I work with one particular client who seems to make a living telling people "don't ever assume", "never assume anything", and the huggably cheesy, "when you assume, you make an ass out of u and me". If you've ever been in a situation where Ronnie from Accounting admitted that he assumed someone else was going to handle blankety-blank issue, you may have found that your ego was jabbing you in your proverbial kidney and begging you to blurt out, "THAT'S why we never assume around here, Ronnie!". It's enticing, I know. It makes you look like a god of preparedness; a sage with greater hindsight than Mr. Miyagi. But fight the urge and bite your tongue, for you know damn well that you spend 99% of your life making assumptions.
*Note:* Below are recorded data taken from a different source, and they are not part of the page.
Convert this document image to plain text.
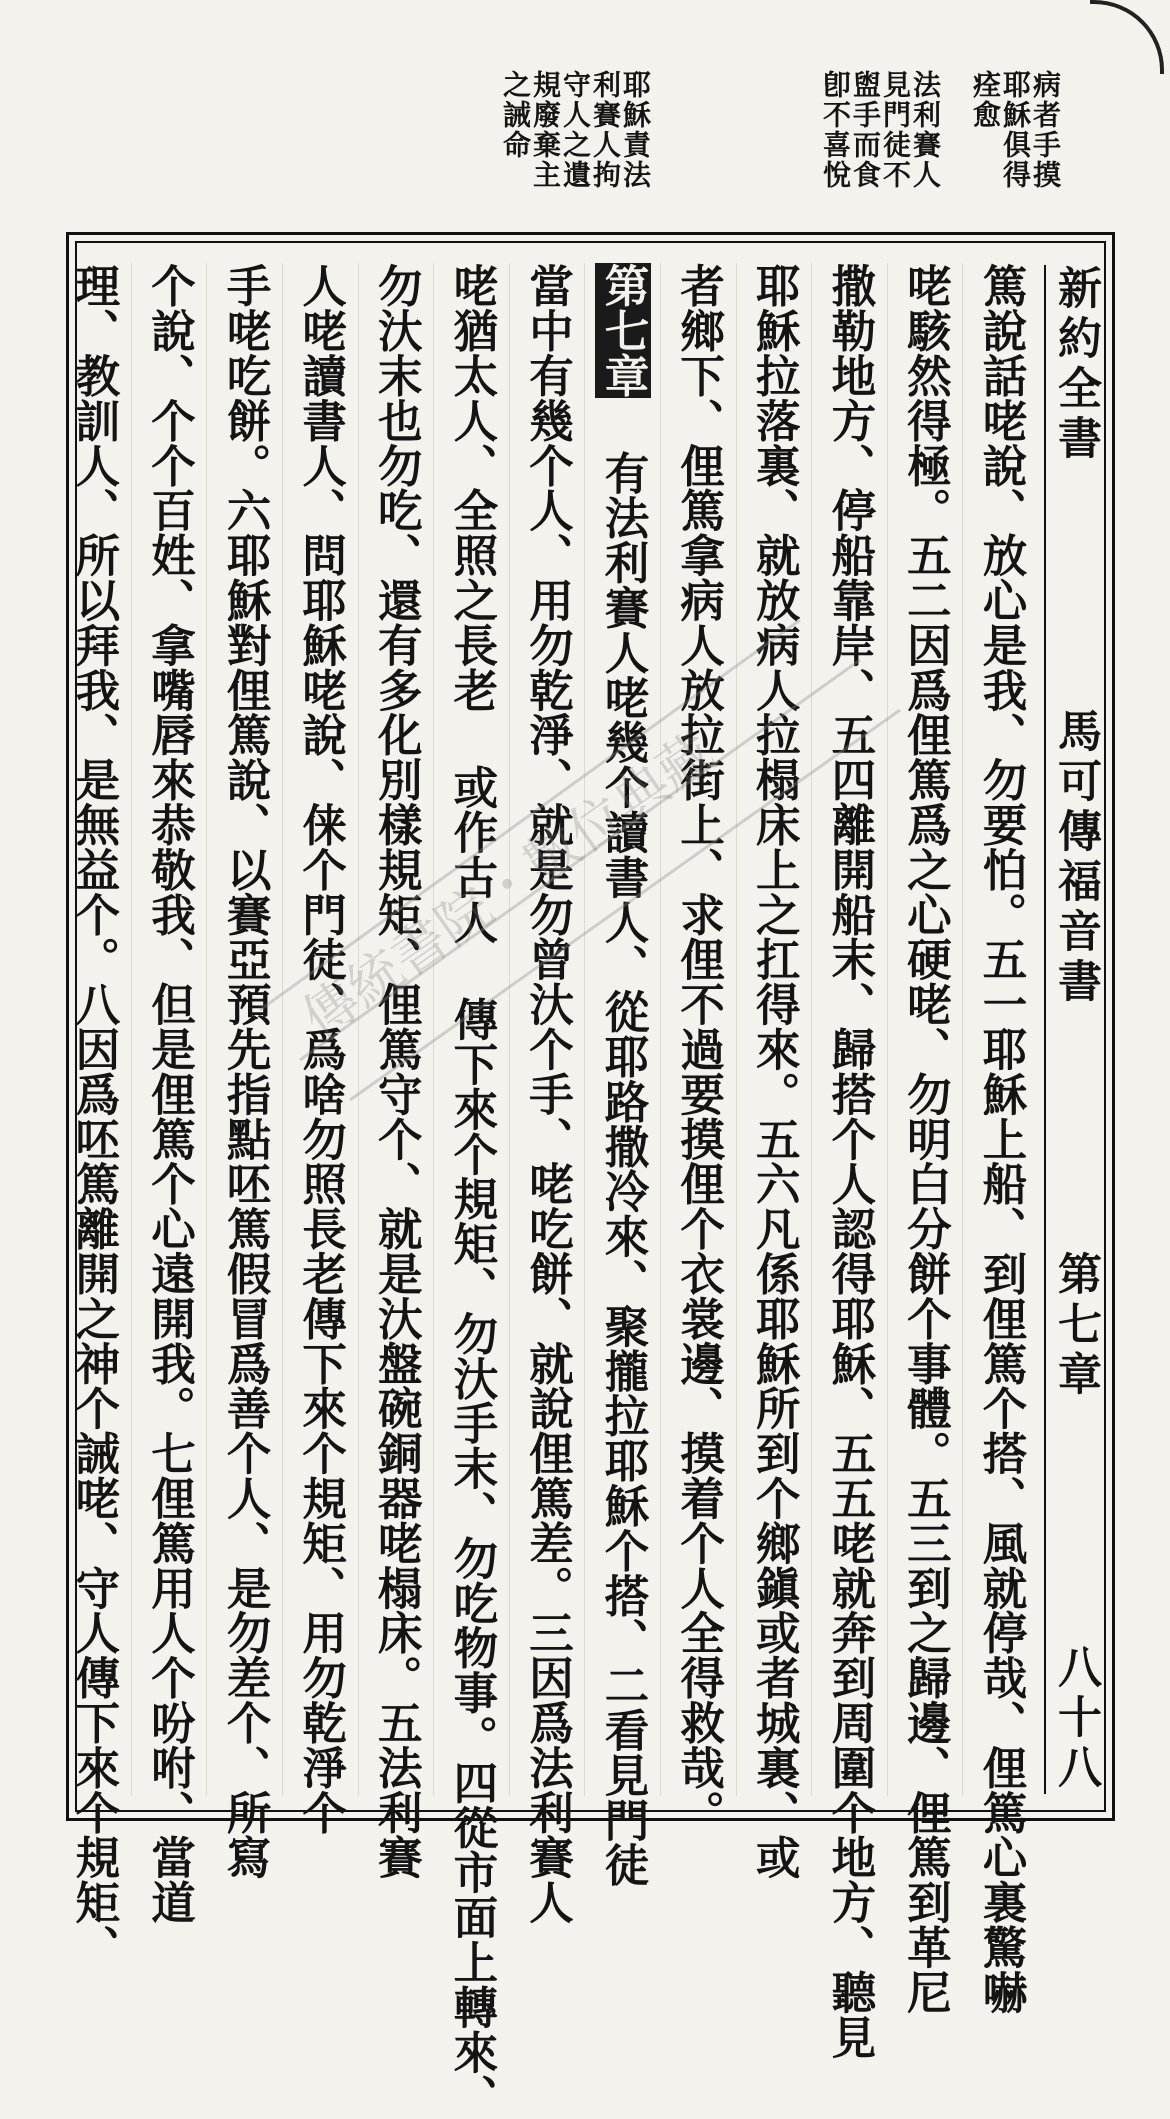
病者手摸
耶穌俱得
痊愈
法利賽人
見門徒不
盥手而食
卽不喜悅
耶穌責法
利賽人拘
守人之遺
規廢棄主
之誡命
新約全書
馬可傳福音書
第七章
八十八
篤說話咾說、放心是我、勿要怕。五一耶穌上船、到俚篤个搭、風就停哉、俚篤心裏驚嚇
咾駭然得極。五二因爲俚篤爲之心硬咾、勿明白分餅个事體。五三到之歸邊、俚篤到革尼
撒勒地方、停船靠岸、五四離開船末、歸搭个人認得耶穌、五五咾就奔到周圍个地方、聽見
耶穌拉落裏、就放病人拉榻床上之扛得來。五六凡係耶穌所到个鄉鎭或者城裏、或
者鄉下、俚篤拿病人放拉街上、求俚不過要摸俚个衣裳邊、摸着个人全得救哉。
第七章 有法利賽人咾幾个讀書人、從耶路撒冷來、聚攏拉耶穌个搭、二看見門徒
當中有幾个人、用勿乾淨、就是勿曾汏个手、咾吃餅、就說俚篤差。三因爲法利賽人
咾猶太人、全照之長老 或作古人 傳下來个規矩、勿汏手末、勿吃物事。四從市面上轉來、
勿汏末也勿吃、還有多化別樣規矩、俚篤守个、就是汏盤碗銅器咾榻床。五法利賽
人咾讀書人、問耶穌咾說、俫个門徒、爲啥勿照長老傳下來个規矩、用勿乾淨个
手咾吃餅。六耶穌對俚篤說、以賽亞預先指點呸篤假冒爲善个人、是勿差个、所寫
个說、个个百姓、拿嘴唇來恭敬我、但是俚篤个心遠開我。七俚篤用人个吩咐、當道
理、教訓人、所以拜我、是無益个。八因爲呸篤離開之神个誡咾、守人傳下來个規矩、	傳統書院・數位典藏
You see, the 1980's Wall Street-esque tone of "never assume anything" seems to have forgotten about a little thing called inductive logic. Inductive logic is the thought process that says, "everything I know supports this conclusion, though I have no direct proof that my conclusion is correct." For example, you use inductive logic everyday to assume that your coffee will be hot, or that your chair won't shatter into a thousand pieces when you sit on it. Every day you sit in your chair, and every day it supports your weight. But there's absolutely no way that you can guarantee the chair will not break the next time you sit in it. And yet, you don't live in fear of your chair, testing it every day with slight touches and pushes before you sit in it (and of course, that would only be perpetuating your assumption anyway, as the chair could still break after you've run your "tests"); you sit your arse in it and move on with your life.
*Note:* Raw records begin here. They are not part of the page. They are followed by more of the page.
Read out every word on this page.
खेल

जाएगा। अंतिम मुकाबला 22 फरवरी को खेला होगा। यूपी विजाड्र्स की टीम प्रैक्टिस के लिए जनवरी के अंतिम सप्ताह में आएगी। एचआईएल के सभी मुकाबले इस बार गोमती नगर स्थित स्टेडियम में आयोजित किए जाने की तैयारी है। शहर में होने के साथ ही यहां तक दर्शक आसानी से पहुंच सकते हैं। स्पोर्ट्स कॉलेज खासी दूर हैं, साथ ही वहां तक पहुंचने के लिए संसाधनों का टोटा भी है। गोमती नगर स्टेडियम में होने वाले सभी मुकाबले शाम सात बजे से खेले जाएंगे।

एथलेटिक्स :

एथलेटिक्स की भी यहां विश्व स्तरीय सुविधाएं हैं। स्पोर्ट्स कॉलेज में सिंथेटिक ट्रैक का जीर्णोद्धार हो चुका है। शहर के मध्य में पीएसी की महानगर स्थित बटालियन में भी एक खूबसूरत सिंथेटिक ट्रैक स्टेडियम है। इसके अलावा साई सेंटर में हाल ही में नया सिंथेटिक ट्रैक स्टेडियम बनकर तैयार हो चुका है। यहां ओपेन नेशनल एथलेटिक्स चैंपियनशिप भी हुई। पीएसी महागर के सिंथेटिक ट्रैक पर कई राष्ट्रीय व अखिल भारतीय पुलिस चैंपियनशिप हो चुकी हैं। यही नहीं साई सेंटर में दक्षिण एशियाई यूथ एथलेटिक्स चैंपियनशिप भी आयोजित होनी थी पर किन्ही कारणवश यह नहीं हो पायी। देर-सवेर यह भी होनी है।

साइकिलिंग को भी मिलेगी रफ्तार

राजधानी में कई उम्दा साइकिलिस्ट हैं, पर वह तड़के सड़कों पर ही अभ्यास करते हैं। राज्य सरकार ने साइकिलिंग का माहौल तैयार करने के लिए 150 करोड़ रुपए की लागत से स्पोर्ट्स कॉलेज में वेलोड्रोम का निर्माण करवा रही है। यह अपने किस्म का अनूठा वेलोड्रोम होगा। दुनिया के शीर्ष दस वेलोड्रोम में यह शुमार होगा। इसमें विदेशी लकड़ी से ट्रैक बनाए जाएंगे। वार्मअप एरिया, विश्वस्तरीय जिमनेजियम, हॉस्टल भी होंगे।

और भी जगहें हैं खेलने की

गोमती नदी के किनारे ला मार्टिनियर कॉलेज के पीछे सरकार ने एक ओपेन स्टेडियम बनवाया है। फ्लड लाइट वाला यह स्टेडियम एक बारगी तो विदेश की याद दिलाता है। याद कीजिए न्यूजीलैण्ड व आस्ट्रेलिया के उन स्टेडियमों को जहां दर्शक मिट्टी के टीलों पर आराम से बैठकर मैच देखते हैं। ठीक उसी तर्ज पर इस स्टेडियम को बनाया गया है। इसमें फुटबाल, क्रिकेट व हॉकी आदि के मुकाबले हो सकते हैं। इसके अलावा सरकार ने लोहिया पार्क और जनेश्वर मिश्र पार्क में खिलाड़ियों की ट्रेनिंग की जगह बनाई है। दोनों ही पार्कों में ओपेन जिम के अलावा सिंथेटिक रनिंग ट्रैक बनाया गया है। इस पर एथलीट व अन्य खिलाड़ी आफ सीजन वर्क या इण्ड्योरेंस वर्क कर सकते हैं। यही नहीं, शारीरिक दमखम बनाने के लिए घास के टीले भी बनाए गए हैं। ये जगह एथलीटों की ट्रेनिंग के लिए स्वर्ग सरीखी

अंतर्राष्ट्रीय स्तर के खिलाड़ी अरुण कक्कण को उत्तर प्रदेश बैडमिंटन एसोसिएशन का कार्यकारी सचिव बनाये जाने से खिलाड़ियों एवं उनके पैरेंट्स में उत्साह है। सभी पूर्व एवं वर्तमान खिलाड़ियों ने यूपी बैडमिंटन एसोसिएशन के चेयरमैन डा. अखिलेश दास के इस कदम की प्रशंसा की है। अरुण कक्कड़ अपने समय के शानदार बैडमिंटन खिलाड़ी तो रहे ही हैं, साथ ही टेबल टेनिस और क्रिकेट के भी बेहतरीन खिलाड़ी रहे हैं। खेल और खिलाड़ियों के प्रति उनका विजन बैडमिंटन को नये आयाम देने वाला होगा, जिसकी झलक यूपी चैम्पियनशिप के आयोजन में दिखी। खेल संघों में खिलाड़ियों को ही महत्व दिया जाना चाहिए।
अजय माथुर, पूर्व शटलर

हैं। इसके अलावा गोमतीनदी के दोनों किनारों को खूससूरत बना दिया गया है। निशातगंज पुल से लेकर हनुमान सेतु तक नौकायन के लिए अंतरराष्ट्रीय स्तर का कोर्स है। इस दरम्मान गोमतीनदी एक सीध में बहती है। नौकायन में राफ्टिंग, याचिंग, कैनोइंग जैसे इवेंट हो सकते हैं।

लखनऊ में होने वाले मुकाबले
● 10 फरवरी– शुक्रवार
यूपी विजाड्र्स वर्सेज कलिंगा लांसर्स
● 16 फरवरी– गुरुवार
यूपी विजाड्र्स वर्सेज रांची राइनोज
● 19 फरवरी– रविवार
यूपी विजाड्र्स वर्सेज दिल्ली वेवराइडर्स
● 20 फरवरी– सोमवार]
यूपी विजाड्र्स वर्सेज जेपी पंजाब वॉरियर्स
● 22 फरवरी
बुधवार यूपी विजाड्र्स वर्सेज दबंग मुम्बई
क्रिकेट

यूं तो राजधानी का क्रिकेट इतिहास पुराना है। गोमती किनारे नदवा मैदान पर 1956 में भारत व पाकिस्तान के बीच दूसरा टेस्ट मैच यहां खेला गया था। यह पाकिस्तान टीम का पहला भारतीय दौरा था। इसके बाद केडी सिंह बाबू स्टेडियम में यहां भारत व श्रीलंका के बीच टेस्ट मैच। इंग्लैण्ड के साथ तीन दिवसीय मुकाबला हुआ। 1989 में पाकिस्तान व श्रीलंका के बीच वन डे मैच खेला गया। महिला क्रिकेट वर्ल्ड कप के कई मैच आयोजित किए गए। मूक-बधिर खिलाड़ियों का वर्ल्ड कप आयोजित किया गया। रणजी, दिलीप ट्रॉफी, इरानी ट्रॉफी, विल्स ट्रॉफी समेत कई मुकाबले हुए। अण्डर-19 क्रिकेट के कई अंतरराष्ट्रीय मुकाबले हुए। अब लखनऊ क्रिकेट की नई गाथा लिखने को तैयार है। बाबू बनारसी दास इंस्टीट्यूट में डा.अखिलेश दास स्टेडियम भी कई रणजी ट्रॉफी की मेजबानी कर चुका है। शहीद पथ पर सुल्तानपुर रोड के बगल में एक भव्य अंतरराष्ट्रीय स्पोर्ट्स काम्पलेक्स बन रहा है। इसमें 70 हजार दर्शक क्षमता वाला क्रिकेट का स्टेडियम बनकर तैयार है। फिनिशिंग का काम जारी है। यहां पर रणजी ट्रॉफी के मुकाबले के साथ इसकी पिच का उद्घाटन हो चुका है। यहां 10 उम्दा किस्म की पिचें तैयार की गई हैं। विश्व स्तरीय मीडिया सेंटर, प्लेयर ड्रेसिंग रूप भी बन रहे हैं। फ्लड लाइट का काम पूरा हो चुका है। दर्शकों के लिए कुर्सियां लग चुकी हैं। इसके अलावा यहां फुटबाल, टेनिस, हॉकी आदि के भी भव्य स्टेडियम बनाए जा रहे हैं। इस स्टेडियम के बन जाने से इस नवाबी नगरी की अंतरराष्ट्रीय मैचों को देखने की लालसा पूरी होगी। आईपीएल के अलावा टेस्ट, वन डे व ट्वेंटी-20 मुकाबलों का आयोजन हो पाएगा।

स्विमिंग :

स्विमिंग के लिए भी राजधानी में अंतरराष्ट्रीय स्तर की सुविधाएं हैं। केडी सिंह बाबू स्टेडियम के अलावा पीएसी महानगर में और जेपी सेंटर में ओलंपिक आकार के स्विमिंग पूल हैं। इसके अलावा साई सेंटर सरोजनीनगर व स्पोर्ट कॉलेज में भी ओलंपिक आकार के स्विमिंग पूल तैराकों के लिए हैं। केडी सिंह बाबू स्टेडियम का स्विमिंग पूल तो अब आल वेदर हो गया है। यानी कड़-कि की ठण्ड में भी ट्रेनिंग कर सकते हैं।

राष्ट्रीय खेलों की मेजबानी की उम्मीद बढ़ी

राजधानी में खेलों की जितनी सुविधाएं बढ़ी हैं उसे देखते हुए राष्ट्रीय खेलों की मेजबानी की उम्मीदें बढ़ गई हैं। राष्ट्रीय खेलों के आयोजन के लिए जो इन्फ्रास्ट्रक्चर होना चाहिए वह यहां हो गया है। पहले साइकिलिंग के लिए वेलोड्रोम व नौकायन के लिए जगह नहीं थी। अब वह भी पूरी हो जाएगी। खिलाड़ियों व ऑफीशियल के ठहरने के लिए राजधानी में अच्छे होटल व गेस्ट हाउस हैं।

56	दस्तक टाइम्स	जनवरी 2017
Need another one? You constantly assume that Earth's gravitational pull will remain constant, and yet your only basis for making that assumption is, "that's the way it's always been". Most people, including myself, have absolutely no idea how or why gravity works, but we have no choice but to assume that it will work, because we wouldn't be able to exist in this state without it. Assumptions, whether large or small, are what allow you to move on with your life, and get to the issues that you know require your attention and critical thinking.
So don't get on poor Ronnie from Accounting when he assumes something. Sure, you could ask him what line of inductive logic he used to come to his assumption; but if you're actually going to tell him not to "assume" anything in life, then make sure that the next thing you divulge to him is your plan of action for when the Earth's gravity stops functioning and we all start floating uncontrollably into the atmosphere.